«Thema, das immer aktueller wird»

Auch in der Schweiz ist Cybermobbing weit verbreitet. Eine neue Umfrage zeigt, dass fast ein Viertel der Jugendlichen vom Cybermobbing betroffen ist. Dagegen helfen Präventionsmassnahmen in den Schulen und auch Versicherungen.

Cybermobbing hat viele Gesichter: Dabei wird jemand mit SMS, Chat-Nachrichten oder Facebook-Einträgen beleidigt und schikaniert. Auch in der Schweiz ist das Cybermobbing weit verbreitet. Das zeigt eine neue Studie der Zürcher Hochschule für Angewandte Wissenschaften darüber, wie Jugendliche Medien nutzen.

«Ist es schon vorgekommen, dass dich jemand im Internet fertig machen wollte?» Ja, sagen knapp ein Viertel der Jugendlichen. «Wurde Falsches oder Beleidigendes über dich im Internet verbreitet?» Hier sagen fast ein Fünftel der 18- bis 19-Jährigen Ja.

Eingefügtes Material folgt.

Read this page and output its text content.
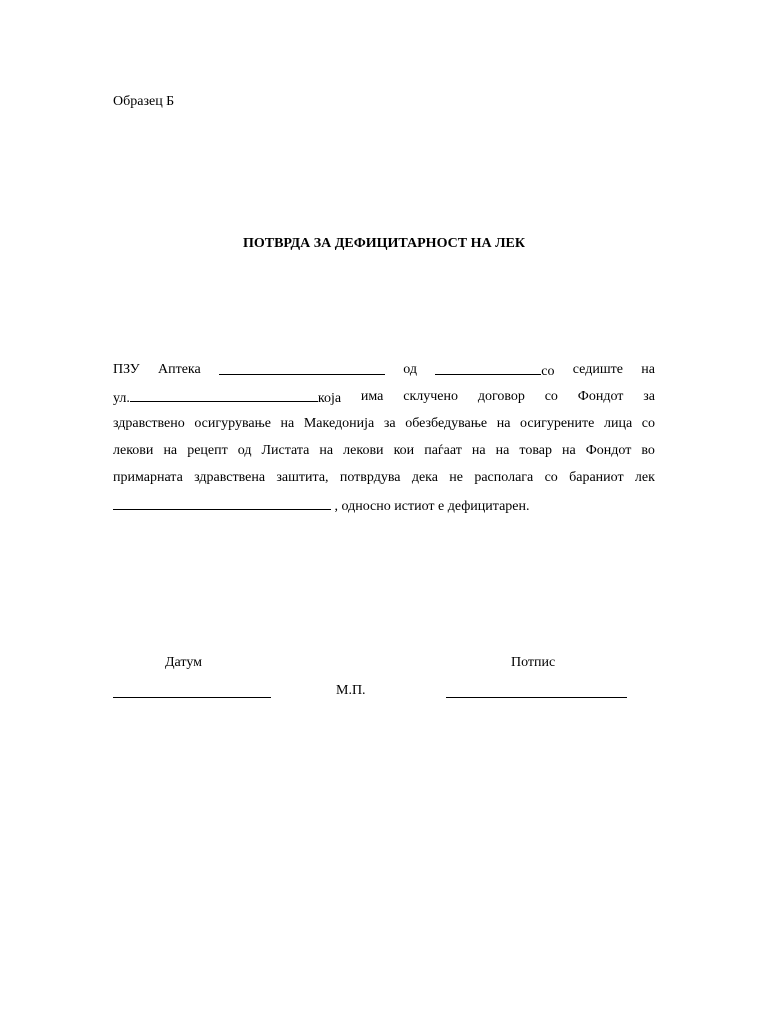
Образец Б
ПОТВРДА ЗА ДЕФИЦИТАРНОСТ НА ЛЕК
ПЗУ Аптека	од	со седиште на
ул.	која има склучено договор со Фондот за
здравствено осигурување на Македонија за обезбедување на осигурените лица со
лекови на рецепт од Листата на лекови кои паѓаат на на товар на Фондот во
примарната здравствена заштита, потврдува дека не располага со бараниот лек
, односно истиот е дефицитарен.
Датум	Потпис
М.П.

Cybermobbing hat viele Gesichter.

1:55 min, aus HeuteMorgen vom 16.02.2015

Claudia Gada kennt die Nöte von Cybermobbing-Opfern. Die Medienpädagogin und ihr Team von der Organisation «Zischtig» besuchen Schulen, sensibilisieren die Jugendlichen und fordern schon mal zum Löschen pikanter Bilder oder Chats auf. Sie sagt: «Wir setzen uns an den Schulen für digitale Selbstverteidigung ein. Das heisst, dass die Schüler lernen, dass sie auch einen gewissen Anstand im Netz pflegen müssen – das eben alles öffentlich wird. Wir zeigen ihnen auf, wie sie ihr Image pflegen und sich davor schützen können, dass solche Mobbinggeschichten passieren.»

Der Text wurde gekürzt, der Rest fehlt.